After a few breaths, you can add a breathing count and exhale longer than you inhale, which may happen naturally because of the straw. For example, try breathing in four counts and exhaling six or eight counts.
In this video, the person demonstrates straw breathing with a couple of variations, such as starting with a small straw piece because it’s easier than a full straw. Another variation is blowing into a glass of water to increase intensity and build lung capacity.
No Straw? No Worries | Pursed Lip Breathing
Don’t have a straw? No worries. The American Lung Association skips the straw and calls this exercise pursed lips breathing. Instead of exhaling through a straw, purse your lips as if there’s a straw. Imagine blowing through a straw, blowing bubbles through a wand, or blowing dandelion seeds. Follow the same steps: breathe in through your nose and out slowly through pursed lips. Aim for an exhale that’s longer than your inhale.
If you love this exercise and would like a “straw” handy, you can get a mindful breathing necklace with a mini straw or whistle.
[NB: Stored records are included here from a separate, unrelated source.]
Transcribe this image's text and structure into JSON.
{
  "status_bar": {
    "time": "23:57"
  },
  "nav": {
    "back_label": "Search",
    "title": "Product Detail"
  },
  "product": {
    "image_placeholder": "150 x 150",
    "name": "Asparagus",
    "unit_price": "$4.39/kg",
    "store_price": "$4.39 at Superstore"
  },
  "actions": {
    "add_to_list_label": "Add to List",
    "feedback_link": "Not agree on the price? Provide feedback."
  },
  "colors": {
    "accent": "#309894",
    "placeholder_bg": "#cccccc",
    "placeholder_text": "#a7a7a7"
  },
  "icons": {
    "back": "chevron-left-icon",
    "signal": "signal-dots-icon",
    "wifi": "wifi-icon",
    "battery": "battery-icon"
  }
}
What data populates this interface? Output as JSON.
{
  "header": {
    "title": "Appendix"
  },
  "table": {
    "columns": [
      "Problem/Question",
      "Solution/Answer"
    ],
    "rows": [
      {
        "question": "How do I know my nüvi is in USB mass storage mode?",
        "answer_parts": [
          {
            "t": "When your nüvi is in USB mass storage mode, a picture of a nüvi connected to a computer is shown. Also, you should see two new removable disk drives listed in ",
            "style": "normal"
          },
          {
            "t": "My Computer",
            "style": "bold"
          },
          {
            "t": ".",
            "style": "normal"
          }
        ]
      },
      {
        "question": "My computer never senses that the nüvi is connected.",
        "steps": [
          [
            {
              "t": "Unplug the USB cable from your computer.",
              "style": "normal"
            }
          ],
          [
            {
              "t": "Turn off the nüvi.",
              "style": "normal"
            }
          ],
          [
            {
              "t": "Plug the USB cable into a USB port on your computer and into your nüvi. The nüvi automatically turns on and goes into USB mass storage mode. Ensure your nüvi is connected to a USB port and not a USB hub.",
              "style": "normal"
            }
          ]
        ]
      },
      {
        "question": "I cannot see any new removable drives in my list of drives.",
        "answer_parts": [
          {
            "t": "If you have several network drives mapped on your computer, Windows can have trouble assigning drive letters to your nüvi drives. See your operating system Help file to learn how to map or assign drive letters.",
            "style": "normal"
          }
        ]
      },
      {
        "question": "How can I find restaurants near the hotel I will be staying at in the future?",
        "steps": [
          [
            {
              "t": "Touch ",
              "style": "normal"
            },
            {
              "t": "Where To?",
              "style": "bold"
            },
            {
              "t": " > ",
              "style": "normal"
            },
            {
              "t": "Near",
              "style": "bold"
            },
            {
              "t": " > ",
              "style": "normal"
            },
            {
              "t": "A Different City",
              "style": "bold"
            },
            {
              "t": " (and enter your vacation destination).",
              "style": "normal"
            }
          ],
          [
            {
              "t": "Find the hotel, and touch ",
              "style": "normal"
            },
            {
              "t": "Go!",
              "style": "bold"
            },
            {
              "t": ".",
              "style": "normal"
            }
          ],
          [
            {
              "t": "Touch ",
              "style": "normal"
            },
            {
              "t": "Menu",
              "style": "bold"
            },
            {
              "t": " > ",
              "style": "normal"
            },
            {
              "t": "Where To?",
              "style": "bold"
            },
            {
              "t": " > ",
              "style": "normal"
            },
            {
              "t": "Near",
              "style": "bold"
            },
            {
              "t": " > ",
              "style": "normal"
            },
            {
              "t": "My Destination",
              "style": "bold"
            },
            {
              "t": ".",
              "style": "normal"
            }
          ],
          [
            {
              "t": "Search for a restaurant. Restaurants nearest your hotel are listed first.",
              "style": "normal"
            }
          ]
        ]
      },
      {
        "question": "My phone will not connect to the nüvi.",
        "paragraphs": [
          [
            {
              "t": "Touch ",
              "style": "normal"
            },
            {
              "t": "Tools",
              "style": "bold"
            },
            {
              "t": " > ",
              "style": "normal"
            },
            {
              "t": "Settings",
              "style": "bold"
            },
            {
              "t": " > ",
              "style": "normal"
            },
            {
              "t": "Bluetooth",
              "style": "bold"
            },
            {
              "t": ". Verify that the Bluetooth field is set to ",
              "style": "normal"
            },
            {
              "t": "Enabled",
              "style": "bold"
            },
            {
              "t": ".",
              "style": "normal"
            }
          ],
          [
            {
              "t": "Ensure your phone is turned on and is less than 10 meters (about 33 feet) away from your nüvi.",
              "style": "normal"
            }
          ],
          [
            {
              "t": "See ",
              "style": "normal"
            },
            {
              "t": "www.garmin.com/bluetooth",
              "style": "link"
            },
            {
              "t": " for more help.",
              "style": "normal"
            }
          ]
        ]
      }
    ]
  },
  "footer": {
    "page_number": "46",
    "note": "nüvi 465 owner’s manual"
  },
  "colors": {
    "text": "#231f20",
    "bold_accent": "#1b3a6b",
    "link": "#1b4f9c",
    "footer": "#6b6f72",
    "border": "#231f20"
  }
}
Breathing necklaces with chewable silicone straws are also a great tool for anxious children.
Deep Breathing is a Tool, Not a Cure
In both breathing exercises, the slow, deep breathing stimulates the parasympathetic nervous system, calming and relaxing your mind and body, while quieting the anxiety-causing sympathetic nervous system. They also shift your focus from whatever situation is causing the stress to the rhythm and condition of your breath. These exercises may help you with insomnia, moments of crisis, and overall anxiety.
While deep breathing exercises soothe a frazzled mind and body, they are not a cure for anxiety or any mental health condition. If you are suffering, please seek professional help. Likewise, if you are having trouble breathing, please consult your health care provider immediately.